Not in a cinematic, lightning-strike sort of way. More like death by a thousand paper cuts. Quiet. Efficient.
And I've known rejection for as long as I can remember. It's familiar. Comfortable, even. Like a sweater that doesn't quite fit but you keep wearing because, well—at least it's yours.
My father was human. That should tell you everything you need to know. He left town the second my mother told him she was pregnant—no goodbye, no apology, no forwarding address. Just poof. Gone.
My mother didn't survive the birth.
So, yea. Off to a strong start.
I was raised in the den by my aunt and uncle—both bear shifters, both deeply committed to the mountain and its many, many rules. They fed me. Clothed me. Loved me in that careful, cautious way people love something they're afraid might not turn out.
Eighteen came.
Eighteen went.
No claws. No fur. No bear.
Just a long, uncomfortable silence and the dawning realization that I was, apparently, a manufacturing error.
The Alpha didn't yell when he told me I'd be better off in town.
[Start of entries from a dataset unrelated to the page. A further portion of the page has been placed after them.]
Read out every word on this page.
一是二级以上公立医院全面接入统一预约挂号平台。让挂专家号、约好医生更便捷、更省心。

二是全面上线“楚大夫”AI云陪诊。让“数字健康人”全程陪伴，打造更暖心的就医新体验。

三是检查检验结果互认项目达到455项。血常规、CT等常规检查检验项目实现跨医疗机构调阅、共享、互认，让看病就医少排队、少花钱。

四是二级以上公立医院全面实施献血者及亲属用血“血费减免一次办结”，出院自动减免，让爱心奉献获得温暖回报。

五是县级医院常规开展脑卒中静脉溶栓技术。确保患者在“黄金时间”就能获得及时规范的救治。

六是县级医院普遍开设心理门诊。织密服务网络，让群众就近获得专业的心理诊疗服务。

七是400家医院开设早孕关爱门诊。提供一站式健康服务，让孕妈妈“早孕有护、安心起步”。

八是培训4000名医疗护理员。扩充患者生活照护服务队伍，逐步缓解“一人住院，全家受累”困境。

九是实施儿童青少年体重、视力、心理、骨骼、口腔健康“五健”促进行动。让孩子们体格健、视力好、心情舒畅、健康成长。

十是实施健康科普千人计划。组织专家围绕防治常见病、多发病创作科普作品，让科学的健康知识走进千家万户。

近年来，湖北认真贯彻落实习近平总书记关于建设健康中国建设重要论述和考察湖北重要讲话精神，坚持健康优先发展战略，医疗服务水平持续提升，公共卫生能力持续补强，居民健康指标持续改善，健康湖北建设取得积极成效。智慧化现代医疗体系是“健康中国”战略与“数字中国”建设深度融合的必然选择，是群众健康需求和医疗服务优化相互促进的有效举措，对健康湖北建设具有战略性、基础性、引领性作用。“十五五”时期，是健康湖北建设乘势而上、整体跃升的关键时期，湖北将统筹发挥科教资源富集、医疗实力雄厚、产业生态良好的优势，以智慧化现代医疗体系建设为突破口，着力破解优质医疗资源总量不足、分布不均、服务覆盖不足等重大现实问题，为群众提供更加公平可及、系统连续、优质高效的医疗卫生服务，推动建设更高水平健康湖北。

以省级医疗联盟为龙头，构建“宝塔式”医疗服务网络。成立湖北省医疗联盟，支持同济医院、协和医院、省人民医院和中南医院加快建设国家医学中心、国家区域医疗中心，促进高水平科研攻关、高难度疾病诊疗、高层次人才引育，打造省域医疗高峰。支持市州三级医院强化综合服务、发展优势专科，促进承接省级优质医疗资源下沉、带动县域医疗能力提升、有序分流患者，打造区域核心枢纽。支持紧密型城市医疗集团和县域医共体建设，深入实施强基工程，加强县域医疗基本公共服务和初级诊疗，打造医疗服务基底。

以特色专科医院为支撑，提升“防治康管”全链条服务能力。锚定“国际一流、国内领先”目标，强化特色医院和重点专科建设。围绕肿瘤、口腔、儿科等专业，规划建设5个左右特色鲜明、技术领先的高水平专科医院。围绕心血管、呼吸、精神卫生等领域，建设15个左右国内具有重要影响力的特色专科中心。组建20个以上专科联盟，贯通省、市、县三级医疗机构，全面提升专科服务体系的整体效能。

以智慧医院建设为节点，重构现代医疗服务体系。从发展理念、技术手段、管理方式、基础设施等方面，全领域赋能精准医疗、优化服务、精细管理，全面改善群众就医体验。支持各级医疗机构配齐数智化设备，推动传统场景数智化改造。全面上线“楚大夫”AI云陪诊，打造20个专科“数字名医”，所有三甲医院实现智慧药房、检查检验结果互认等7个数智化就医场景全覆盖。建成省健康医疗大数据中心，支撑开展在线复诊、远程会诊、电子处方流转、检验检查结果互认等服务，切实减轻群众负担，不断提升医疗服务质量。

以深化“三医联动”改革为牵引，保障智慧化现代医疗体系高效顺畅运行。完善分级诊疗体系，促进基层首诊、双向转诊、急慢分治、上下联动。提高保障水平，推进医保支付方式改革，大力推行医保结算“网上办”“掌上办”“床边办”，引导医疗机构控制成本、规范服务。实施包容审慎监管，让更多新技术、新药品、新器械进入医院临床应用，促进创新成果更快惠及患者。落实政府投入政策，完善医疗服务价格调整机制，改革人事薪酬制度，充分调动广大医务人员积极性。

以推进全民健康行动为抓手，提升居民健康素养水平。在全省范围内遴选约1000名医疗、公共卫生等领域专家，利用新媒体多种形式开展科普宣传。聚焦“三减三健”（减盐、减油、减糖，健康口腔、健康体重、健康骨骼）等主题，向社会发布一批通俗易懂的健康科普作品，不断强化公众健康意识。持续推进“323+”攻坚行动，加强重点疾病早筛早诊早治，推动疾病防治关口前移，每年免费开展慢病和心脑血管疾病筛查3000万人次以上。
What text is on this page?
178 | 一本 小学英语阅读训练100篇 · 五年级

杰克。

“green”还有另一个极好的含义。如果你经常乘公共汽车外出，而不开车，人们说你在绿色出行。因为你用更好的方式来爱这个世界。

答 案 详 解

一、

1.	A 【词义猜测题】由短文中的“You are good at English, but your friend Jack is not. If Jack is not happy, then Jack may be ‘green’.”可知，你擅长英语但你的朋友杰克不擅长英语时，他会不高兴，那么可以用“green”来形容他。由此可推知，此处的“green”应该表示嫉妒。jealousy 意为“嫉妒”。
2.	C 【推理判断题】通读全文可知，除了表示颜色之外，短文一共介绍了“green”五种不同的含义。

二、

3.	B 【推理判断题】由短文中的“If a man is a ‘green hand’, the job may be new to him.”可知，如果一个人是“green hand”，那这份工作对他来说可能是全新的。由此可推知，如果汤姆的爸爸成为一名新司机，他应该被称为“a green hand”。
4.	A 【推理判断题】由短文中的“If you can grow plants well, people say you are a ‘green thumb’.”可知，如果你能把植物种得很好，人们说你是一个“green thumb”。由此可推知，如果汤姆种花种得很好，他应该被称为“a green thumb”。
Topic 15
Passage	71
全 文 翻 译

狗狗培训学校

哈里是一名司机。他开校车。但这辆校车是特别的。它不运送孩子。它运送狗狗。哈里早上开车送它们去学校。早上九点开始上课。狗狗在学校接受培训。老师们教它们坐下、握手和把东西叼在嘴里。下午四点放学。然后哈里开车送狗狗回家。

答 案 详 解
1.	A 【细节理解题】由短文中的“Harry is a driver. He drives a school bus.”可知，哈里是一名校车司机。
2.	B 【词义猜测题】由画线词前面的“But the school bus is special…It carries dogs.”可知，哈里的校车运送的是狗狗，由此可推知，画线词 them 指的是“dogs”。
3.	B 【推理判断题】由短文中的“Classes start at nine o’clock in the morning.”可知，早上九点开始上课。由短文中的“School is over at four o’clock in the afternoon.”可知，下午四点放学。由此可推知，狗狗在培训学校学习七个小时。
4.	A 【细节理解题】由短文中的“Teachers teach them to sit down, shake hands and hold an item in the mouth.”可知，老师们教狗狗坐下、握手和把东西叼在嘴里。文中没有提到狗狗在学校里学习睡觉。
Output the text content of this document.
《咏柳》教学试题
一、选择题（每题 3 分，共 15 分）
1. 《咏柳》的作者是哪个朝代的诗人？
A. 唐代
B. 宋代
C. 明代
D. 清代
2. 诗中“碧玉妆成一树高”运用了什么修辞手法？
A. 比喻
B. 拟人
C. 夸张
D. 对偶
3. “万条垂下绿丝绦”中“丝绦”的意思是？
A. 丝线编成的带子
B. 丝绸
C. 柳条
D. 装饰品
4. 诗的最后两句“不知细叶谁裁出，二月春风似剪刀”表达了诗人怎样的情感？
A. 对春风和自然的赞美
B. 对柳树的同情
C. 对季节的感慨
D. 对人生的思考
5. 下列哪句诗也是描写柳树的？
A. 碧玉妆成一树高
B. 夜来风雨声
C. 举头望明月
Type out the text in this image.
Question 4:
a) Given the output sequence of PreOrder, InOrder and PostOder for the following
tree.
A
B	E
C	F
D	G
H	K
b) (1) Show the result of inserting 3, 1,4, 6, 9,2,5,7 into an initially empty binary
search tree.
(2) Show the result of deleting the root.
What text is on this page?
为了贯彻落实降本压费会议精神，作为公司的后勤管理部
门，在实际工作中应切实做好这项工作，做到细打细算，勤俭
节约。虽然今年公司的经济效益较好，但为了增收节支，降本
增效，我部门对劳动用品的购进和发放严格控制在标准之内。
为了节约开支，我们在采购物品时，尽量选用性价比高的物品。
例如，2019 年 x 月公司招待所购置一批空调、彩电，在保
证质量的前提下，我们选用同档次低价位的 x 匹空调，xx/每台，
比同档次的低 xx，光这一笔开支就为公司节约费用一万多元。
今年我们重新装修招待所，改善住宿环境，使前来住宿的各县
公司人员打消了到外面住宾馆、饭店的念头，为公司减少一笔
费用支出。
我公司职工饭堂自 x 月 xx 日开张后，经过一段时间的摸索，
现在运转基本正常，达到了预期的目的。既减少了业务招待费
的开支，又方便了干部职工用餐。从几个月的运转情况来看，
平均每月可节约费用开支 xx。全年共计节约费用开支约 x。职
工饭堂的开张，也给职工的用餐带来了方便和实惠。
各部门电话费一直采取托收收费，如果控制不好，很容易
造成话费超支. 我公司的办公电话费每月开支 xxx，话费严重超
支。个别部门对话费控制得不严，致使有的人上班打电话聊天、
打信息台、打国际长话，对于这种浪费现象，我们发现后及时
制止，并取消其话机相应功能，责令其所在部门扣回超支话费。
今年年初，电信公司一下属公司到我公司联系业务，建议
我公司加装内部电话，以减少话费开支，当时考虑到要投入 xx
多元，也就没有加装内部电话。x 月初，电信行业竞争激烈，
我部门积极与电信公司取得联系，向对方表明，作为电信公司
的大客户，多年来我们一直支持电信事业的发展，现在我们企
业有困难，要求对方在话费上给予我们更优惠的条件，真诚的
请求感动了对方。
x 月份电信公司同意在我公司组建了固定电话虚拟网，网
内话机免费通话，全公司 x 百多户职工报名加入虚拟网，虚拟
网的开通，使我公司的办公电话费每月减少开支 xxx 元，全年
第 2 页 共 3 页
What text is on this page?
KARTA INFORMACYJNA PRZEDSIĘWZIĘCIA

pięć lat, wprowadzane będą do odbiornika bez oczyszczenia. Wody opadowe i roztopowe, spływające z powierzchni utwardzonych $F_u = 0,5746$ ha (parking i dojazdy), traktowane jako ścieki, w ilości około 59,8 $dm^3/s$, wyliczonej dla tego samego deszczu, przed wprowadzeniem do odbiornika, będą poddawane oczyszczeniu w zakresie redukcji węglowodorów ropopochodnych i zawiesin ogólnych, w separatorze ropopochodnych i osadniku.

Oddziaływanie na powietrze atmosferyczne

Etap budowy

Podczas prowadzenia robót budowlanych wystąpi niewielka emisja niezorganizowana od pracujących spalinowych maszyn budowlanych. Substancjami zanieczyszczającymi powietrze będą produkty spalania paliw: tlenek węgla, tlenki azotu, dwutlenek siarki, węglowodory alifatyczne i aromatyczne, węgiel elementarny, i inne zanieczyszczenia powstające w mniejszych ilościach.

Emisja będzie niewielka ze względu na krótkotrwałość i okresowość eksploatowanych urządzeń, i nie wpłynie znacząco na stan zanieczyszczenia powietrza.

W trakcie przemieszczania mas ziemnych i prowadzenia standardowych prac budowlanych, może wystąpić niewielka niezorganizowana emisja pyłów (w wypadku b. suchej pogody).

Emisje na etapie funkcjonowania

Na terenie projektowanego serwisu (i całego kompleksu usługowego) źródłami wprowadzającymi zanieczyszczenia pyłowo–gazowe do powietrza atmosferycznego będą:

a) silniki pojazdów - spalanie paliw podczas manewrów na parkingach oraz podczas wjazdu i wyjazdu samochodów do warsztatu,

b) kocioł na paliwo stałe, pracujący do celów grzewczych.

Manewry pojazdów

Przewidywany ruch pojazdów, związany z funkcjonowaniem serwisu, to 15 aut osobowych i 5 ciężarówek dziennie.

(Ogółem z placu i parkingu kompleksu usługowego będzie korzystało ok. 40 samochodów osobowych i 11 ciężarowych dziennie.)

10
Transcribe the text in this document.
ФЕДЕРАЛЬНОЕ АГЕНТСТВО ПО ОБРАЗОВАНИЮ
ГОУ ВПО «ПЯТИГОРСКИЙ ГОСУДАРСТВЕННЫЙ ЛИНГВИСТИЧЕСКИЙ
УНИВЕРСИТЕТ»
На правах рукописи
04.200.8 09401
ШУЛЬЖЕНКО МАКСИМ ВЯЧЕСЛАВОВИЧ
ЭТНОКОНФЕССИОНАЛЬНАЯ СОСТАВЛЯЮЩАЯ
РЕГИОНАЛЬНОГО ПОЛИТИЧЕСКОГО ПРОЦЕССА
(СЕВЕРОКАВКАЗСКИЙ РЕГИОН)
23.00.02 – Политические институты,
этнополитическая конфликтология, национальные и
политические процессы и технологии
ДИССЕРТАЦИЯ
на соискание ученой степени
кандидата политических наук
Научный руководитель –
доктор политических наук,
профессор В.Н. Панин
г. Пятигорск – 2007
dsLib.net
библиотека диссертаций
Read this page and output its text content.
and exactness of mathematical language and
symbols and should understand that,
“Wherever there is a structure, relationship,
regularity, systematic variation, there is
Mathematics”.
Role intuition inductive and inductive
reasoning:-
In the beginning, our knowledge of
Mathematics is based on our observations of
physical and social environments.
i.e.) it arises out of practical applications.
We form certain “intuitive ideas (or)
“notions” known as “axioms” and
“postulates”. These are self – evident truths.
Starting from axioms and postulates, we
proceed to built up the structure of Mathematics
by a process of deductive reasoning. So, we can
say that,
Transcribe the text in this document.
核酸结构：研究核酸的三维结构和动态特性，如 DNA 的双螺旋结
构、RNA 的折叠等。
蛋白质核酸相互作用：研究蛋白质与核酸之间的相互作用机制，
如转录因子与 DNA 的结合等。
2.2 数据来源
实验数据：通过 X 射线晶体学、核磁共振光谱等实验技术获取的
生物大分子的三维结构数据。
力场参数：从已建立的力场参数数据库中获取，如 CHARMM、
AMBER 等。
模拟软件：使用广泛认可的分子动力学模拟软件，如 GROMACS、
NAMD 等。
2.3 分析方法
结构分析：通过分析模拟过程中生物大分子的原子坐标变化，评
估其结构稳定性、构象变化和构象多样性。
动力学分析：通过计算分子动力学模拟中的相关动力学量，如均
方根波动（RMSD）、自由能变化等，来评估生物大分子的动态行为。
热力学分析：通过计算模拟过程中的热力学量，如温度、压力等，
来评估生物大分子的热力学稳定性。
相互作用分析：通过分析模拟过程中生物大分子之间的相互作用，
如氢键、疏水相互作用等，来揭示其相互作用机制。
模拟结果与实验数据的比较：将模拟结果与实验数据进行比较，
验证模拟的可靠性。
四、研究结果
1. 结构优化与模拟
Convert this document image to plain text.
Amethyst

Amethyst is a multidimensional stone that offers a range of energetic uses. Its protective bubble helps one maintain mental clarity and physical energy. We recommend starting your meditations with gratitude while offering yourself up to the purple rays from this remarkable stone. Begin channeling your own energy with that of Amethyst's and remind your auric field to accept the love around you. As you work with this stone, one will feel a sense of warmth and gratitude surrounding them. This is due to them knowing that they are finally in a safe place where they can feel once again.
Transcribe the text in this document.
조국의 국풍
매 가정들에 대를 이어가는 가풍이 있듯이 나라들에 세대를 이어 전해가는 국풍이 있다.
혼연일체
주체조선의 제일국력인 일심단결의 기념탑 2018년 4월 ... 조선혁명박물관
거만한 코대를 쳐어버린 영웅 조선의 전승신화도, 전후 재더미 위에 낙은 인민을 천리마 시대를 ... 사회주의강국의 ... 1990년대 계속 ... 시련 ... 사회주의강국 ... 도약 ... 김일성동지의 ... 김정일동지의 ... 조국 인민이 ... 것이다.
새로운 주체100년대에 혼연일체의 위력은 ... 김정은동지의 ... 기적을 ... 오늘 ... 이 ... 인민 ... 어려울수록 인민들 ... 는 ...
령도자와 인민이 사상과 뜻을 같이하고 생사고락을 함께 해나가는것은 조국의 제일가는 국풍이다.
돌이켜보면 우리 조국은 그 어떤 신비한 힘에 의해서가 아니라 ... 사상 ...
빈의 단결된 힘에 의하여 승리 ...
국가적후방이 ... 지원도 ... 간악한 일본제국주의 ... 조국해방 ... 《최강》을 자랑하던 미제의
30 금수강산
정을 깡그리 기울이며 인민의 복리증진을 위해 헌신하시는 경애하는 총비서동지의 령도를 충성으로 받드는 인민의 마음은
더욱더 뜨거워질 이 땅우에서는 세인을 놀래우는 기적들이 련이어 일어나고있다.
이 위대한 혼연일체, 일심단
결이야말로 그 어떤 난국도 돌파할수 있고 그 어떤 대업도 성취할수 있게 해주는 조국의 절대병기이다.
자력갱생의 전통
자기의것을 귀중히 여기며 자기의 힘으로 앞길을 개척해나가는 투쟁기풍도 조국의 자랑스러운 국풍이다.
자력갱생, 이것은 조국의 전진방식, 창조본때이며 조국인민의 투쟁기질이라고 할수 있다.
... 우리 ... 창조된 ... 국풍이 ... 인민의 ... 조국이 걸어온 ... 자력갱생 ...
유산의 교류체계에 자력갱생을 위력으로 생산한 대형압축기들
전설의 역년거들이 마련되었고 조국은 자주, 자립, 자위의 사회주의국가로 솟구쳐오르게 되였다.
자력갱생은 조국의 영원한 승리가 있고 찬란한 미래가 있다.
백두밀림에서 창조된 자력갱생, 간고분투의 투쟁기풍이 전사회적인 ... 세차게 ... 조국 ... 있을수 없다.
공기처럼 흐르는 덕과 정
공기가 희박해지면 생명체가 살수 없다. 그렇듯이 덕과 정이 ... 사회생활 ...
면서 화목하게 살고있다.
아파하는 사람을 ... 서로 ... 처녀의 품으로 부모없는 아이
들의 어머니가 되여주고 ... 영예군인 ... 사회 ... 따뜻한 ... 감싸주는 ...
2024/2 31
He didn't apologize either. Mostly, he looked relieved—like I'd finally given him permission to stop pretending I was going to work out.
They packed me up and sent me to live with my father's grandmother.
Mona.
She was ninety-seven years old, mean as a rattlesnake, and fueled almost entirely by cigarillos. She lived in a leaning little shack on the edge of town where the road gave up and the forest started creeping closer again.
She opened the door, squinted at me, and said,
"Well. Don't you got that same stubborn look your daddy had."